1 本作の概要
特別でありたいと願う少年が特別な体験にとらわれて人生を送るという話です。
特別でありたいと思うというのは、思春期の一般的な心情です。
大人になってもそうかもしれません。
このテーマで思い出すのは「涼宮ハルヒの憂鬱」です。
まあ本作とは趣がずいぶんちがいますが。
そして、過去の体験にとらわれるというテーマだと思い出されるのは、新海誠さんの「秒速5センチメートル」です。
小説版もあるのですが、元のアニメの方が印象が強いですね。
本作の題材は、異世界とのコンタクトです。
この題材だと異世界との相互理解とか、そういうのがテーマになりがちです。
しかし、本作はちがいます。
主人公は、異世界とのコンタクトを特別の経験としてとらえます。
そして、異世界とのコンタクト以外を価値のないものとし、残りの人生を余生として生きようとしています。
つまり、異世界は主人公の特別なものを与えてくれた存在という意味しか持っていないのです。
なんというか、異世界がかわいそうです。
2 選民意識のなれの果て
わたしは本作の主人公に嫌悪感をもちました。
自分の生きる世界、人生に価値がないと感じるのは、まあ思春期ならよくあることです。
世界や人生への期待の裏返しでもあるのですから。
この主人公の嫌なところはいっぱいあるのですが、他人の認識の仕方に端的に表れています。
自分にとってどうでもいい人間を「田中」といい、「田中」よりは少し変わっている人間を「斎籐」と呼んでいます。
外界に価値を見いださないのはその人の思想だからどうでもいいんですが、あからさまに他人を下に見ているのはどうなんでしょうかね。
それは自分の感性なり認識なりを絶対化しているだけで、つまりは自己批判が適切にできないだけでしょう。
主人公は認識できなかったようですが、異世界人の「チカ」と別れたのもこの特別意識を知られたからです。
「チカ」が自分以外の人間と出会っているというだけで揺らぐような特別感。
異世界人として感性や倫理がちがっていたとしても、おかしいと思われる考え。
それを30歳過ぎてから感づいたようなんですけど、でも本当に気づいたかはわかりませんでした。

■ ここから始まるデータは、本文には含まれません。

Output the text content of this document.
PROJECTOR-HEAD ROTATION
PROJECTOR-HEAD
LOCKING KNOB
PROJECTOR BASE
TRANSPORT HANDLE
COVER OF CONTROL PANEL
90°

題名もそうなんですけど、作者は目新しいと思ってこういう設定をしたのかな。
これは目新しくなくて、どっちかといえば思いついたけどつまらないなと思って捨てられてしまったアイデアたちの一つのような気がします。
何より作品全体がこういう思想の人物を好意的描いているのが、嫌だなあ。
3 総評
全部読んだわけではないのですが、住野よるさんの作品で1番つまらなかったです。
主人公が「田中」と呼んでいた人物に価値を見いださなかったように、わたしは主人公に価値が見いだせない。
否定する労力ももったいない。
そんな感じでした。
思春期の思想なんかまじめに論ずるなよといわれそうですが、それでもダメなものはダメなんだなあ。